Karwar: Best beach holiday in Karnataka| Last Updated: February 15, 2013 at 5:25 PM
If you have ever dreamt of being in tune with the waves, bobbing along with the flow and gazing at the blue green waters, then Karwar is your destination. Located just 8 kms from Goa, along the same coastline, it is in a way completely different from Goa with its quiet beaches. On one side is the narrow coast embracing the sea, while on the other side, the Western Ghats stand tall. Karwar, meanwhile, is a nondescript little town, oblivious to its own beauty
Our first view, however, was in the dark and our entry was rather dramatic. After several stops en-route to Karwar, we got stalled by a traffic jam near the port where iron ores to be exported were dumped by lorries. The road at some stretches seemed red. We were staying at the Devbagh island and had already missed the last boat from the jetty. However, a boat was waiting for us in the dark as we made our way to the jetty, which looked like a dilapidated boat house. We sailed across the sea in the night and reached the island.
The island would transform even a dullard into a romantic. At night, as the breeze blew across our face and the bonfire warmed us, we were swept off our feet. No wonder, Karwar had inspired none other than Rabindranath Tagore to pen his Prakritir Pratishodh. A beach here still remains in his memory. It is said that the 22-year-old Tagore stayed with his brother, Satyendranath Tagore, who was the district judge in Karwar.

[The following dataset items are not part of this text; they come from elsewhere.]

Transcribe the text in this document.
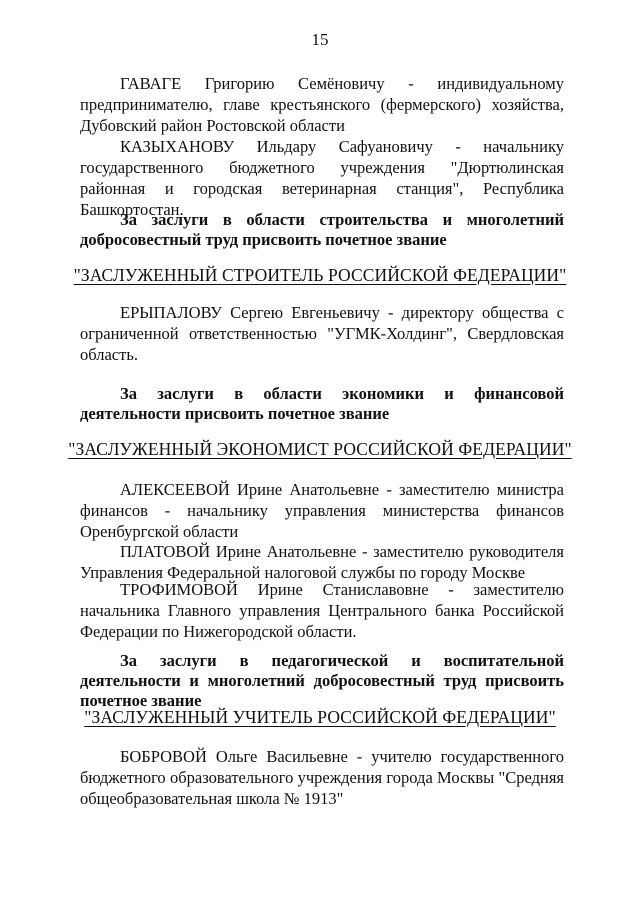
15
ГАВАГЕ Григорию Семёновичу - индивидуальному предпринимателю, главе крестьянского (фермерского) хозяйства, Дубовский район Ростовской области
КАЗЫХАНОВУ Ильдару Сафуановичу - начальнику государственного бюджетного учреждения "Дюртюлинская районная и городская ветеринарная станция", Республика Башкортостан.
За заслуги в области строительства и многолетний добросовестный труд присвоить почетное звание
"ЗАСЛУЖЕННЫЙ СТРОИТЕЛЬ РОССИЙСКОЙ ФЕДЕРАЦИИ"
ЕРЫПАЛОВУ Сергею Евгеньевичу - директору общества с ограниченной ответственностью "УГМК-Холдинг", Свердловская область.
За заслуги в области экономики и финансовой деятельности присвоить почетное звание
"ЗАСЛУЖЕННЫЙ ЭКОНОМИСТ РОССИЙСКОЙ ФЕДЕРАЦИИ"
АЛЕКСЕЕВОЙ Ирине Анатольевне - заместителю министра финансов - начальнику управления министерства финансов Оренбургской области
ПЛАТОВОЙ Ирине Анатольевне - заместителю руководителя Управления Федеральной налоговой службы по городу Москве
ТРОФИМОВОЙ Ирине Станиславовне - заместителю начальника Главного управления Центрального банка Российской Федерации по Нижегородской области.
За заслуги в педагогической и воспитательной деятельности и многолетний добросовестный труд присвоить почетное звание
"ЗАСЛУЖЕННЫЙ УЧИТЕЛЬ РОССИЙСКОЙ ФЕДЕРАЦИИ"
БОБРОВОЙ Ольге Васильевне - учителю государственного бюджетного образовательного учреждения города Москвы "Средняя общеобразовательная школа № 1913"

The confluence of the rivers, the moonlit night when he went rowing solo prompted him to write his ode to Karwar. The quote I read somewhere says, “The sea beach of Karwar is certainly a fit place in which to realise that beauty of nature is not a mirage of imagination, but reflects the joy of the infinite and thus draws us to lose ourselves into it”.
I was told that the name Karwar itself is a misnomer. It was originally “Kadwad” and one theory is the British mispronounced the “d” and replaced it with an “r”. Kadwad is actually a village where the English had a factory which opened out to the sea. Besides monuments from the colonial era, this ancient beach town flaunts several attractions such as the Sadashivgad Hill Fort with a Durga temple, the one-of-its kind octagonal church and the 300-year-old Venkataramana temple.
While the British made this their headquarters, Karwar has been claimed by several Europeans such as the Portuguese, French and the Dutch. But the influence that remains here till today is that of the Arabians, who had trade relations with the local residents. There is an ancient port here called “Baithkhol” which in Arabic means bay of safety.
We strolled around Devbagh — the name literally means the garden of gods. The sun filtered through the rows of brown green conifers which formed a perfect background against the sea shore. We cruised along looking for dolphins but could see just some fins
Several tiny islands formed a ring around the Devbagh island — Kurumgad, Oyster-rock, Anjudeep, Sadashivgad and Sanyasi. Each of them had their own stories to narrate. The Sanyasi island for instance owes its name to a sage who sought refuge there. The Devgad Island or the Oyster Rock has one of the oldest lighthouses. The Anjudeep or Anjudiv island is the largest of the five islands and it is now home to the navy. The island has some remains of the bygone Portuguese era, some old houses and ruins of a church.
The Kurumgad island in the shape of a tortoise and was ruled by several dynasties like the Vijayanagar and Sonda. The ruins of the 18th century fort on the island speaks of the battle fought by Basalinga Nayak of Sonda dynasty against the British
The island is also renowned for its Narasimha temple atop the hill. According to a legend, Lord Narasimha made his way through a long creek leading to a cave near the temple. Geologists, however, certify that an earthquake formed this interesting rock formation over 300 million years ago.
A hazy blue covered my eyelids as the waves frolicked around my feet. The foam merged with the sand. Tiny footprints of a lonesome pup was imprinted on the sands. I too left my footprints on the sands of time and looked straight into the blue and white waters, wondering about the timelessness of the moment…
Getting there: Karwar is just 8 km from South Goa border and Palolem is the closest beach. Panaji is 135 km and Mangalore is 220 km and Londa is 130 km. The closest airport is the Dabolim airport at Goa, 90 km away. Karwar is also accessible by train on the Konkan Railways.